In St. Louis, city leaders proposed an ambitious ordinance requiring anyone who resells cell phones to obtain a secondhand dealers license. Resellers also would need to record the phone’s identity number and collect detailed information including the seller’s names, addresses, a copy of their driver’s licenses — even their thumbprints.
“It will take a national solution to make this problem go away,” St. Louis Mayor Francis Slay said of the phone thefts.
Though some experts put annual cell phone losses in the billions of dollars, there is no precise figure on how many devices are stolen each year.
However, the problem has become so visible that it has caught the attention of lawmakers and regulators seeking to take the profit out of cell phone theft.
In April, U.S. Sen.
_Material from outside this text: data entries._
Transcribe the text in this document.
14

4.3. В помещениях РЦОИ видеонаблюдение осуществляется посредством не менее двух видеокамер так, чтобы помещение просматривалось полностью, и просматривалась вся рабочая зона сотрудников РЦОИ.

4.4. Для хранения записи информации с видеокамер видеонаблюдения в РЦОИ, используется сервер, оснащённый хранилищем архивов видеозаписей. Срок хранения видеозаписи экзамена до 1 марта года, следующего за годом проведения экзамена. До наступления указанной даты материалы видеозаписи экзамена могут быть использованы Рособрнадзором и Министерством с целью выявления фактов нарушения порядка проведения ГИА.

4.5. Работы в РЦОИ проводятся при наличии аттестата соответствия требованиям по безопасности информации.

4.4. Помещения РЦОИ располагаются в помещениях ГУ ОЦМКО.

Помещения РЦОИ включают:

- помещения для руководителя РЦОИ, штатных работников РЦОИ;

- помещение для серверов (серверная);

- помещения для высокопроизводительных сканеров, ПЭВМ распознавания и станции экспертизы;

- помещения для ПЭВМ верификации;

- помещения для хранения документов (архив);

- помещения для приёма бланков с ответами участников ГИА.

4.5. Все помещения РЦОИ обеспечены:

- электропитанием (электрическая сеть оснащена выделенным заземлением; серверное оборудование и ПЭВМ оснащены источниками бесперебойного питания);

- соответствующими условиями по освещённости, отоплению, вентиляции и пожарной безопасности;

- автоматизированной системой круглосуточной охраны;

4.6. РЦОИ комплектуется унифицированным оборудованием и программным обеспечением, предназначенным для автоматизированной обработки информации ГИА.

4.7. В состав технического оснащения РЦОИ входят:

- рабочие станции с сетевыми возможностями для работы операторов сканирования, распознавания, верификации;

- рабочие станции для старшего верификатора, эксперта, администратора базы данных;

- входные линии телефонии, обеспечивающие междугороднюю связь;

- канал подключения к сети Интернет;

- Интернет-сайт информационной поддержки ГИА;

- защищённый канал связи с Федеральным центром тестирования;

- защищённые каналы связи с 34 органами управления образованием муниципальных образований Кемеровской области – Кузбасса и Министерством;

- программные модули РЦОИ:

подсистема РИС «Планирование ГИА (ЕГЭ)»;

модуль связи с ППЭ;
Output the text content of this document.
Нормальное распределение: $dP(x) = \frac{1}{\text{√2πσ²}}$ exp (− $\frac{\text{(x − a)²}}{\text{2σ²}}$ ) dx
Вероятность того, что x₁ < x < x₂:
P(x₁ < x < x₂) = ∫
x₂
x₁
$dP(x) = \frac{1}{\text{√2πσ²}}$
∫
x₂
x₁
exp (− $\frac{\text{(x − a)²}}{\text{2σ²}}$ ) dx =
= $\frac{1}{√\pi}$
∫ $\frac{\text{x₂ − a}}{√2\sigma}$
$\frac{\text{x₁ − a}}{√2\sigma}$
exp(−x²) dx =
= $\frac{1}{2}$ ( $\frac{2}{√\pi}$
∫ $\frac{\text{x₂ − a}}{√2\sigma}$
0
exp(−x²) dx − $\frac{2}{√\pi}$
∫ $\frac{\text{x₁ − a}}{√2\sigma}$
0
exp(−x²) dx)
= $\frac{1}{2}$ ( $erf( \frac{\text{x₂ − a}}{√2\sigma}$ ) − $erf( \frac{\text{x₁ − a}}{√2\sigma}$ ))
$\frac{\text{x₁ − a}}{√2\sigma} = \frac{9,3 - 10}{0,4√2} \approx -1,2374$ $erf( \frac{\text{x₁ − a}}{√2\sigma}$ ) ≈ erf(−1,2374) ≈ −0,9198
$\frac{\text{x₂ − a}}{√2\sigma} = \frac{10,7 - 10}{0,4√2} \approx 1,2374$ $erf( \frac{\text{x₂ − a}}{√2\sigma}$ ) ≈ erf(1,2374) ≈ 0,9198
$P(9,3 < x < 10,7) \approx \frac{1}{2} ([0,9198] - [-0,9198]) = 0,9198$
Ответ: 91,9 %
Charles Schumer, D-New York, and New York City Police Commissioner Ray Kelly announced that the major U.S. cell phone carriers and the Federal Communications Commission have agreed to set up a national database to track reported stolen phones. It is scheduled to launch in late 2013.
Schumer also introduced a bill called the Mobile Device Theft Deterrence Act, which proposes a five-year prison sentence for tampering with the ID numbers of a stolen cell phone. The bill is supported by the Cellular Telecommunications Industry Association (CTIA), a Washington, D.C. advocacy group.
In addition, CTIA officials said carriers are expected to launch individual databases later this month to permanently disable a cell phone reported stolen. The initiative is similar to a successful decade-old strategy in Australia.